Lashing out at the police action, Managing Trustee of Sanatan Sanstha, Virendra Marathe accused the police of "scheming to implicate Gaikwad" and said the investigators have gone through two crore call data records and searched only his number under pressure from the anti-elements.
After the joint action by the Kolhapur and Sangli police, Gaikwad, who runs a mobile phones repair business in Sangli, was nabbed from a place in Sangli.
"We are searching Gaikwad's premises in Mumbai, Sangli and other places. We have unearthed some evidence against him which has been submitted before the court," Sanjay Kumar told reporters.
He said that Gaikwad has been under observation for quite some time and he was nabbed on the basis of telephone call records and other discreet forms of surveillance.
Claiming that the police have found his "links" to the Pansare killing, Kumar said Gaikwad was picked up for questioning late Tuesday night and placed under arrest around 4.30 a.m. on Wednesday.
However, challenging the police version and procedures prior to the arrest, Marathe said that Gaikwad was arrested in the morning and presented before the court immediately afterwards.
"This means that the remand papers were prepared beforehand itself... The entire matter is a conspiracy... the police have hatched the conspiracy to implicate the innocent Gaikwad. We are sure that he is innocent and not guilty," Marathe said.

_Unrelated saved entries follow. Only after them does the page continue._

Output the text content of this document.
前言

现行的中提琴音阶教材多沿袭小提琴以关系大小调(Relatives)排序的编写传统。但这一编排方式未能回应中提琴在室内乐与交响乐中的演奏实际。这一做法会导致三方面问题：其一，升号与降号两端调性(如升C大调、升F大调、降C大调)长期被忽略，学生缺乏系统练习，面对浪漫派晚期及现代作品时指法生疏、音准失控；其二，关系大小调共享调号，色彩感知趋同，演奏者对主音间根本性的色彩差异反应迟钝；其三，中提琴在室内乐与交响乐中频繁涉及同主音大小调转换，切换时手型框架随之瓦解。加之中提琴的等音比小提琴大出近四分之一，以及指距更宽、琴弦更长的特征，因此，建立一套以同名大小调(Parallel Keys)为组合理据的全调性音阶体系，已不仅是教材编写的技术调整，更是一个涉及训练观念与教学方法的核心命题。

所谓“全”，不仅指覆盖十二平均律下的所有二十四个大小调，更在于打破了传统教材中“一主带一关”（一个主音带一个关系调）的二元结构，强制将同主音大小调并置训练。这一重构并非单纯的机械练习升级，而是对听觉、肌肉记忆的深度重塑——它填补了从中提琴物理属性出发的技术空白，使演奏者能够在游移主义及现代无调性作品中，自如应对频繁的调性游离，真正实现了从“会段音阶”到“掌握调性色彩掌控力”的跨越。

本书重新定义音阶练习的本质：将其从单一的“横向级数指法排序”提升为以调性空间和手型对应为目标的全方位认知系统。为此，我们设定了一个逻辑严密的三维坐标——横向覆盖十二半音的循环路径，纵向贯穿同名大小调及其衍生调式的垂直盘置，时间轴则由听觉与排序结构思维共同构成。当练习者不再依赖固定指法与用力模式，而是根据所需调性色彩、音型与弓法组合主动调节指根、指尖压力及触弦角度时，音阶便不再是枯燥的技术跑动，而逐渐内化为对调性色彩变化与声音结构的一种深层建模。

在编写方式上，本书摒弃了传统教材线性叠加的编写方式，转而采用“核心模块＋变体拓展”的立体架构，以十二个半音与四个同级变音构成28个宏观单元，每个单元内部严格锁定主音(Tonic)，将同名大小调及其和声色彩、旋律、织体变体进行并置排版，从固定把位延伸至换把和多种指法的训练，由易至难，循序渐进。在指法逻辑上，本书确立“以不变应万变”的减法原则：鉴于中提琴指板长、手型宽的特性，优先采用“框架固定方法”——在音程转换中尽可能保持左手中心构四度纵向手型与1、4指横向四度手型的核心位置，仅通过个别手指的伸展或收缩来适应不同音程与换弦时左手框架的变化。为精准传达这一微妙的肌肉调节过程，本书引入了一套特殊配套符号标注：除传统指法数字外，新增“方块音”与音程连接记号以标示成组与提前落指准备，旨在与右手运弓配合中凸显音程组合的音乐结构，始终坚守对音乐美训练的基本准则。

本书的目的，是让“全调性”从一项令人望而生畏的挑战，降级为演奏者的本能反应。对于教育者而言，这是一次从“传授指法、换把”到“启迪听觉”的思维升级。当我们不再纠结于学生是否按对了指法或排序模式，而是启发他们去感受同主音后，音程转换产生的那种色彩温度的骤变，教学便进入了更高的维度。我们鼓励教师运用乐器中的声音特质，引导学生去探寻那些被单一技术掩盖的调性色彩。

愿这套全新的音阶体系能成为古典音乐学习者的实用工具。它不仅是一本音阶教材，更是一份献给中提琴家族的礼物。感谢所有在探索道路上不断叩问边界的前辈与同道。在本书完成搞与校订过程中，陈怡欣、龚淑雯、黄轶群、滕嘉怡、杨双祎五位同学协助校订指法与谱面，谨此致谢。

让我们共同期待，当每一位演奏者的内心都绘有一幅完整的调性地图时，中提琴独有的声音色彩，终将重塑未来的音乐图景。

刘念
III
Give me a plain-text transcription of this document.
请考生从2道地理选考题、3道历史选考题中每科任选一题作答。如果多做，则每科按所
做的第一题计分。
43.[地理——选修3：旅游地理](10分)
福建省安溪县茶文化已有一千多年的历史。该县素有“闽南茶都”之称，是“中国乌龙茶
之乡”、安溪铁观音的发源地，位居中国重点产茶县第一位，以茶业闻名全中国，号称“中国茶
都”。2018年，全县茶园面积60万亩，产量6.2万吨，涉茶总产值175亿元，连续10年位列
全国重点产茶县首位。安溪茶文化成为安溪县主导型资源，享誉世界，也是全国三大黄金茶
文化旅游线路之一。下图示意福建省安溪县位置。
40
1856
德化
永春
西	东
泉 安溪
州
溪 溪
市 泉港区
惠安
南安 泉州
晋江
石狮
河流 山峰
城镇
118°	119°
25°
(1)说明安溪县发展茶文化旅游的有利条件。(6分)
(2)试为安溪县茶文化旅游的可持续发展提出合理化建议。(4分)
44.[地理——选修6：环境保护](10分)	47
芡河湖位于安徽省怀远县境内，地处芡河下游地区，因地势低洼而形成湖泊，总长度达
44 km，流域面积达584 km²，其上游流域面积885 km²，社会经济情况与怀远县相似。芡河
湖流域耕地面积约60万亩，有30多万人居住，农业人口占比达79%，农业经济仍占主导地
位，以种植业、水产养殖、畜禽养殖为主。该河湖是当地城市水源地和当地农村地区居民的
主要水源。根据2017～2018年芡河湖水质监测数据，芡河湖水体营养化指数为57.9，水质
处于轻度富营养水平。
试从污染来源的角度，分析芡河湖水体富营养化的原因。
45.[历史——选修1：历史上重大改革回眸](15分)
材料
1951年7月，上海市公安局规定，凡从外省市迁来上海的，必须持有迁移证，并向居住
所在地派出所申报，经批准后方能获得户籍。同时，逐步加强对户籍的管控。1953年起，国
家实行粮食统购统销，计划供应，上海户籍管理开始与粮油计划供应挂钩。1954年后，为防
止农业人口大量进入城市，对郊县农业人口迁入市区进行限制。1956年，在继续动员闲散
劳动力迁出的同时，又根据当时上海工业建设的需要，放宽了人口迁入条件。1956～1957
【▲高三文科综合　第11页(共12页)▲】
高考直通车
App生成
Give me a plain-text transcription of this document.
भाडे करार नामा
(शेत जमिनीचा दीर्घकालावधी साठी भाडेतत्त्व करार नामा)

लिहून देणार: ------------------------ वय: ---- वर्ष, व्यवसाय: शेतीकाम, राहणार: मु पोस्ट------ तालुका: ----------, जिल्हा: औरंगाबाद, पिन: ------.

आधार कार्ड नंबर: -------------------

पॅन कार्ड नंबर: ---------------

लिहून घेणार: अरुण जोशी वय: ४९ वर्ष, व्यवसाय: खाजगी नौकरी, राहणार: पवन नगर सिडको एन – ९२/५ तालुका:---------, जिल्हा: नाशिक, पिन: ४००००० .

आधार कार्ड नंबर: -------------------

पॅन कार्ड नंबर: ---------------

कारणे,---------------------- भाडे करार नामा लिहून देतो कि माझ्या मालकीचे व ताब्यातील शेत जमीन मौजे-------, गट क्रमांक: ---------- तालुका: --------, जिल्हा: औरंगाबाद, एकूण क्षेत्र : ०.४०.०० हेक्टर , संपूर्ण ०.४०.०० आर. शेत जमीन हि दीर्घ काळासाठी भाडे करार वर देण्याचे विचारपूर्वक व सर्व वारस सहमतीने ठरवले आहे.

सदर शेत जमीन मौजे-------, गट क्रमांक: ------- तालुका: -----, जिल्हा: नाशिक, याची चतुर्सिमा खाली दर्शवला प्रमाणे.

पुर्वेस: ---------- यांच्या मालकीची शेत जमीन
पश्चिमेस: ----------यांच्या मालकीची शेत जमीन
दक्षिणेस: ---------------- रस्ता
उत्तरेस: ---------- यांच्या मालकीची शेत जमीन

The late comrade's daughter, Smita Pansare welcomed the police action in Kolhapur. She described it as "a significant development" which will help solve her father's murder mystery.
Another social activist Mukta Dabholkar, whose father, rationalist Narendra Dabholkar was shot dead in Pune on August 20, 2013, said that Gaikwad could be just one link in a larger conspiracy.
Akin to Dabholkar's mystery murder, the killing of Pansare had led to a national outcry, spurring the police to hasten the investigations into the two shocking homicides which rattled the state government.
The Sanatan Sanstha is not likely provide any legal assistance to Gaikwad, but Marathe said that either the Hindu Vidhidnya Parishad or some well-wisher advocate may help him out.